Nunca se me olvidará la cara que puso mi capitán de asombro al ver que aquello
era un desmadre. Cuando nos instalamos nos dijo el general que podíamos dormir
Peter y yo en uno de los muchos bunkers que había en las trincheras. Aquel
sitio estaba a 10 metros de profundidad y no tenía más de 5 metros cuadrados,
pero sabíamos que esto era la guerra y que había que apañarse con lo que se
pudiese.
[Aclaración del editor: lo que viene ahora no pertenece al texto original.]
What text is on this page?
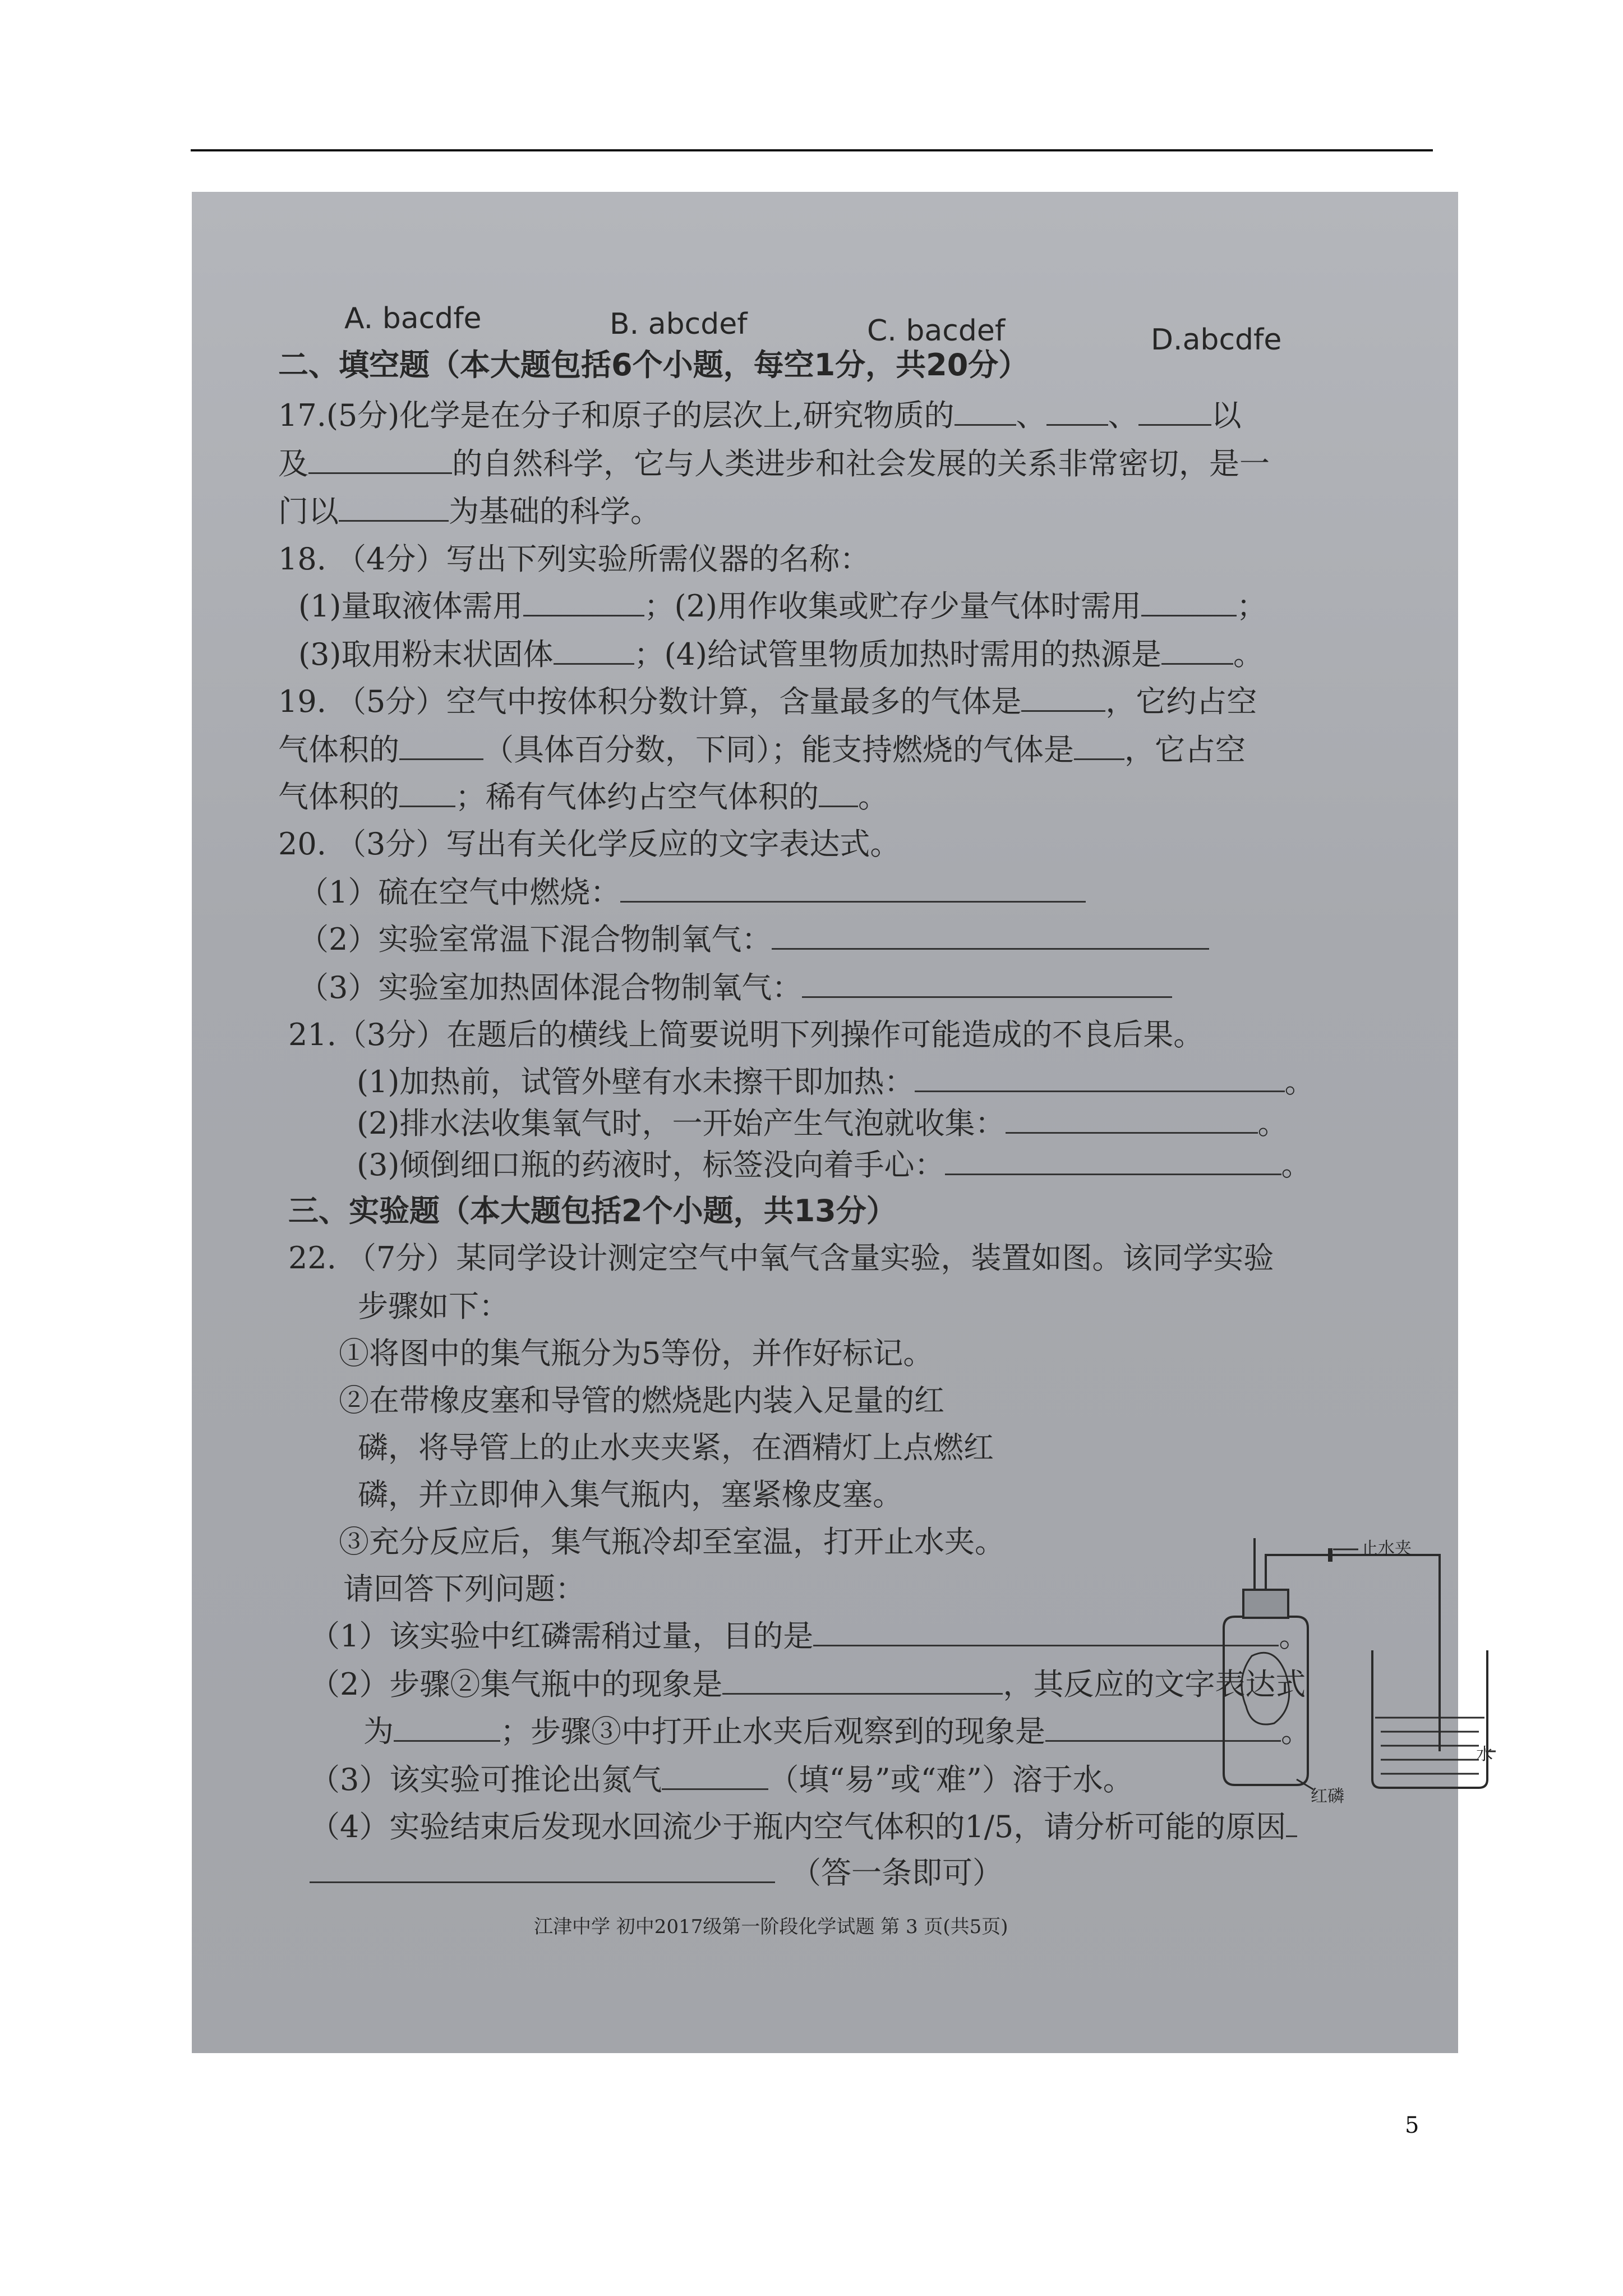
A. bacdfe	B. abcdef	C. bacdef	D.abcdfe
二、填空题（本大题包括6个小题，每空1分，共20分）
17.(5分)化学是在分子和原子的层次上,研究物质的 、 、 以
及	的自然科学，它与人类进步和社会发展的关系非常密切，是一
门以	为基础的科学。
18. （4分）写出下列实验所需仪器的名称：
(1)量取液体需用	；(2)用作收集或贮存少量气体时需用	；
(3)取用粉末状固体	；(4)给试管里物质加热时需用的热源是 。
19. （5分）空气中按体积分数计算，含量最多的气体是	，它约占空
气体积的	（具体百分数，下同）；能支持燃烧的气体是 ，它占空
气体积的 ；稀有气体约占空气体积的 。
20. （3分）写出有关化学反应的文字表达式。
（1）硫在空气中燃烧：
（2）实验室常温下混合物制氧气：
（3）实验室加热固体混合物制氧气：
21.（3分）在题后的横线上简要说明下列操作可能造成的不良后果。
(1)加热前，试管外壁有水未擦干即加热：	。
(2)排水法收集氧气时，一开始产生气泡就收集：	。
(3)倾倒细口瓶的药液时，标签没向着手心：	。
三、实验题（本大题包括2个小题，共13分）
22. （7分）某同学设计测定空气中氧气含量实验，装置如图。该同学实验
步骤如下：
①将图中的集气瓶分为5等份，并作好标记。
②在带橡皮塞和导管的燃烧匙内装入足量的红
磷，将导管上的止水夹夹紧，在酒精灯上点燃红
磷，并立即伸入集气瓶内，塞紧橡皮塞。
③充分反应后，集气瓶冷却至室温，打开止水夹。
请回答下列问题：
（1）该实验中红磷需稍过量，目的是	。
（2）步骤②集气瓶中的现象是	，其反应的文字表达式
为	；步骤③中打开止水夹后观察到的现象是	。
（3）该实验可推论出氮气	（填“易”或“难”）溶于水。
（4）实验结束后发现水回流少于瓶内空气体积的1/5，请分析可能的原因
（答一条即可）
江津中学 初中2017级第一阶段化学试题 第 3 页(共5页)
止水夹
红磷
水
5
A la mañana siguiente de haber llegado nos dieron armas y nos dijeron
que nos preparásemos, porque en una hora salíamos al campo de combate. Al oír
aquello Peter y yo nos miramos, porque nunca antes habíamos usado un arma y no
queríamos que en plena batalla fuera nuestra primera vez. Así que el capitán
nos dio algunos trucos rápidamente para poder sobrevivir. Aquel día hubo más de
mil muertos y tres mil heridos, pero por suerte ninguno de ellos fuimos Peter y
yo.
Pasaron
las semanas y todos los días era lo mismo: Desayunar, salir a luchar, curar a
los heridos y a dormir. Hasta que un buen día el general nos encomendó a Peter
y a mí una misión. Esta consistía en llevar una carta muy importante a una base
que estaba a 20 kilómetros, pero el problema era que teníamos que pasar por
territorio alemán. Yo estaba interesado en ir porque quería una aventura, sin
embargo, Peter dijo que ni hablar. El general le acabó convenciendo con una
oferta, esta consistía en que si cumplíamos la misión nos dejaban volver a
casa. Nos metieron víveres en las mochilas y comenzamos a caminar. Al cabo de 2
horas íbamos ya a medio camino y pensamos que esta misión era un regalo del
general. No obstante, vimos a lo lejos unas trincheras, y sabiendo que eran
alemanas hicimos un rodeo que nos llevó una semana, nos habíamos quedado sin
comida así que fruto de la desesperación nos colamos en un búnker alemán para
robarles la comida, con tan mala suerte que uno de los guardias nos vio y le
pegó un tiro en la cabeza a Peter. Yo no me pude parar a ayudarle porque si no
iba a morir yo también.
Cuatro
días más tarde llegué a la base inglesa y entregué la carta al capitán general,
que para mi gran sorpresa era mi padre. Me llevé tal alegría al saber que
estaba vivo y se había convertido en capitán general que me desmayé. Pasé allí
el resto de la guerra, pero sin combatir. Mi único trabajo era curar a los
heridos.
Hoy
cumplo 100 años, pero los recuerdos de la guerra siguen muy vivos en mi mente.